Parallel algorithms

Parallel algorithms#

graph-tool has support for shared memory parallelization via OpenMP for many algorithms, as is indicated in their docstring.

OpenMP support is optional, and must be enabled during compilation. To check whether it is available, the function openmp_enabled() can be used.

graph_tool.openmp_enabled()[source]

Return True if OpenMP was enabled during compilation.

Several parallelization parameters can be controlled at runtime, including the number of threads, the work sharing schedule, and the minimum number of nodes required for parallelization to be enabled.

graph_tool.openmp_get_num_threads()[source]

Return the number of OpenMP threads.

graph_tool.openmp_set_num_threads(n)[source]

Set the number of OpenMP threads.

graph_tool.openmp_get_schedule()[source]

Return the runtime OpenMP schedule and chunk size. The schedule can by any of: "static", "dynamic", "guided", "auto".

graph_tool.openmp_set_schedule(schedule, chunk=0)[source]

Set the runtime OpenMP schedule and chunk size. The schedule can by any of: "static", "dynamic", "guided", "auto".

graph_tool.openmp_get_thresh()[source]

Return the minimum number of vertices necessary to enable parallelization.

graph_tool.openmp_set_thresh(n)[source]

Set the the minimum number of vertices necessary to enable parallelization.

It’s possible to set these parameter temporarily using a context manager:

graph_tool.openmp_context(nthreads=None, schedule=None, chunk=0, thresh=None)[source]

Return a context manager that sets the tuntime OpenMP parameters, and restores the original values when exited.

For example, to constrain temporarily the number of threads to 3 and use a “guided” scheduling one could do:

>>> g = gt.collection.data["polblogs"]
>>> with gt.openmp_context(nthreads=3, schedule="guided"):
...     ret = gt.pagerank(g)

Parallelization can be disabled altogether in the same way, but using nthreads=1.

Warning

By default, graph-tool will configure the OpenMP wait policy to “passive”, since this usually results in improved performance for the majority of algorithms.

In order for change this behavor, the following environment variable should be set before the Python interpreted is evoked:

export OMP_WAIT_POLICY=active

or alternatively from Python before graph-tool is imported:

import os
os.environ["OMP_WAIT_POLICY"] = "active"

Due to an OpenMP API limitation, this can no longer be changed after graph-tool has been imported.

The global interpreter lock (GIL)#

graph-tool releases Python’s GIL as soon as the C++ implementations are reached, even for algorithms that are not implemented in parallel with OpenMP. This means that Python’s threading functionally can be used with many functions to achieve parallelism.
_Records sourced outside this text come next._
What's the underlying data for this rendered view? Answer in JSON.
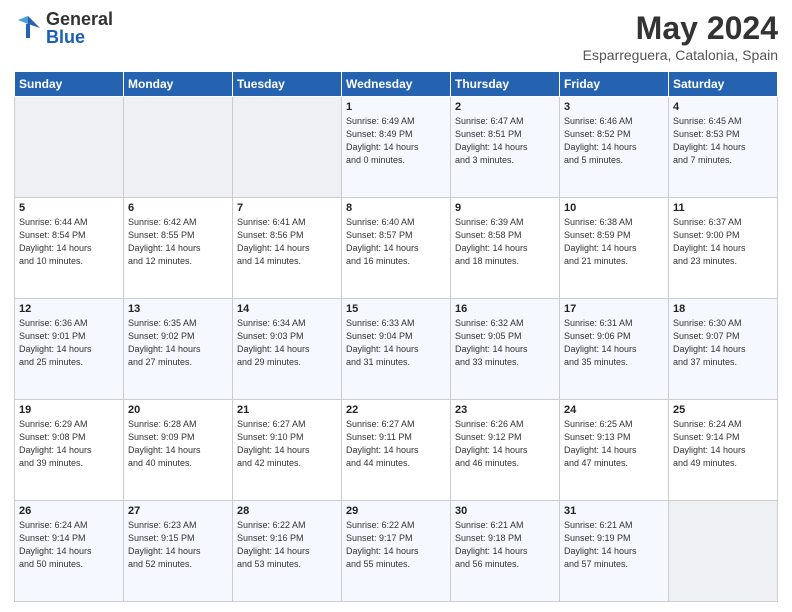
{
  "header": {
    "logo_general": "General",
    "logo_blue": "Blue",
    "month_title": "May 2024",
    "location": "Esparreguera, Catalonia, Spain"
  },
  "weekdays": [
    "Sunday",
    "Monday",
    "Tuesday",
    "Wednesday",
    "Thursday",
    "Friday",
    "Saturday"
  ],
  "weeks": [
    [
      {
        "day": "",
        "info": ""
      },
      {
        "day": "",
        "info": ""
      },
      {
        "day": "",
        "info": ""
      },
      {
        "day": "1",
        "info": "Sunrise: 6:49 AM\nSunset: 8:49 PM\nDaylight: 14 hours\nand 0 minutes."
      },
      {
        "day": "2",
        "info": "Sunrise: 6:47 AM\nSunset: 8:51 PM\nDaylight: 14 hours\nand 3 minutes."
      },
      {
        "day": "3",
        "info": "Sunrise: 6:46 AM\nSunset: 8:52 PM\nDaylight: 14 hours\nand 5 minutes."
      },
      {
        "day": "4",
        "info": "Sunrise: 6:45 AM\nSunset: 8:53 PM\nDaylight: 14 hours\nand 7 minutes."
      }
    ],
    [
      {
        "day": "5",
        "info": "Sunrise: 6:44 AM\nSunset: 8:54 PM\nDaylight: 14 hours\nand 10 minutes."
      },
      {
        "day": "6",
        "info": "Sunrise: 6:42 AM\nSunset: 8:55 PM\nDaylight: 14 hours\nand 12 minutes."
      },
      {
        "day": "7",
        "info": "Sunrise: 6:41 AM\nSunset: 8:56 PM\nDaylight: 14 hours\nand 14 minutes."
      },
      {
        "day": "8",
        "info": "Sunrise: 6:40 AM\nSunset: 8:57 PM\nDaylight: 14 hours\nand 16 minutes."
      },
      {
        "day": "9",
        "info": "Sunrise: 6:39 AM\nSunset: 8:58 PM\nDaylight: 14 hours\nand 18 minutes."
      },
      {
        "day": "10",
        "info": "Sunrise: 6:38 AM\nSunset: 8:59 PM\nDaylight: 14 hours\nand 21 minutes."
      },
      {
        "day": "11",
        "info": "Sunrise: 6:37 AM\nSunset: 9:00 PM\nDaylight: 14 hours\nand 23 minutes."
      }
    ],
    [
      {
        "day": "12",
        "info": "Sunrise: 6:36 AM\nSunset: 9:01 PM\nDaylight: 14 hours\nand 25 minutes."
      },
      {
        "day": "13",
        "info": "Sunrise: 6:35 AM\nSunset: 9:02 PM\nDaylight: 14 hours\nand 27 minutes."
      },
      {
        "day": "14",
        "info": "Sunrise: 6:34 AM\nSunset: 9:03 PM\nDaylight: 14 hours\nand 29 minutes."
      },
      {
        "day": "15",
        "info": "Sunrise: 6:33 AM\nSunset: 9:04 PM\nDaylight: 14 hours\nand 31 minutes."
      },
      {
        "day": "16",
        "info": "Sunrise: 6:32 AM\nSunset: 9:05 PM\nDaylight: 14 hours\nand 33 minutes."
      },
      {
        "day": "17",
        "info": "Sunrise: 6:31 AM\nSunset: 9:06 PM\nDaylight: 14 hours\nand 35 minutes."
      },
      {
        "day": "18",
        "info": "Sunrise: 6:30 AM\nSunset: 9:07 PM\nDaylight: 14 hours\nand 37 minutes."
      }
    ],
    [
      {
        "day": "19",
        "info": "Sunrise: 6:29 AM\nSunset: 9:08 PM\nDaylight: 14 hours\nand 39 minutes."
      },
      {
        "day": "20",
        "info": "Sunrise: 6:28 AM\nSunset: 9:09 PM\nDaylight: 14 hours\nand 40 minutes."
      },
      {
        "day": "21",
        "info": "Sunrise: 6:27 AM\nSunset: 9:10 PM\nDaylight: 14 hours\nand 42 minutes."
      },
      {
        "day": "22",
        "info": "Sunrise: 6:27 AM\nSunset: 9:11 PM\nDaylight: 14 hours\nand 44 minutes."
      },
      {
        "day": "23",
        "info": "Sunrise: 6:26 AM\nSunset: 9:12 PM\nDaylight: 14 hours\nand 46 minutes."
      },
      {
        "day": "24",
        "info": "Sunrise: 6:25 AM\nSunset: 9:13 PM\nDaylight: 14 hours\nand 47 minutes."
      },
      {
        "day": "25",
        "info": "Sunrise: 6:24 AM\nSunset: 9:14 PM\nDaylight: 14 hours\nand 49 minutes."
      }
    ],
    [
      {
        "day": "26",
        "info": "Sunrise: 6:24 AM\nSunset: 9:14 PM\nDaylight: 14 hours\nand 50 minutes."
      },
      {
        "day": "27",
        "info": "Sunrise: 6:23 AM\nSunset: 9:15 PM\nDaylight: 14 hours\nand 52 minutes."
      },
      {
        "day": "28",
        "info": "Sunrise: 6:22 AM\nSunset: 9:16 PM\nDaylight: 14 hours\nand 53 minutes."
      },
      {
        "day": "29",
        "info": "Sunrise: 6:22 AM\nSunset: 9:17 PM\nDaylight: 14 hours\nand 55 minutes."
      },
      {
        "day": "30",
        "info": "Sunrise: 6:21 AM\nSunset: 9:18 PM\nDaylight: 14 hours\nand 56 minutes."
      },
      {
        "day": "31",
        "info": "Sunrise: 6:21 AM\nSunset: 9:19 PM\nDaylight: 14 hours\nand 57 minutes."
      },
      {
        "day": "",
        "info": ""
      }
    ]
  ]
}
For example, the following code will run several calls of subgraph_isomorphism() in parallel using 16 threads, which each individual call running sequentially:

>>> from concurrent.futures import ThreadPoolExecutor
>>> g = gt.collection.data["netscience"]
>>> def find_sub():
...     u = gt.random_graph(11, lambda: 4, directed=False, model="erdos")
...     gt.subgraph_isomorphism(u, g, max_n=100)
>>> with ThreadPoolExecutor(max_workers=16) as executor:
...     futures = [executor.submit(find_sub) for i in range(16)]
...     for future in futures:
...         future.result()

The same kind of functionality can be achieved with multiprocessing with a nearly identical interface, but the above offers smaller overhead, since no inter-process communication is needed.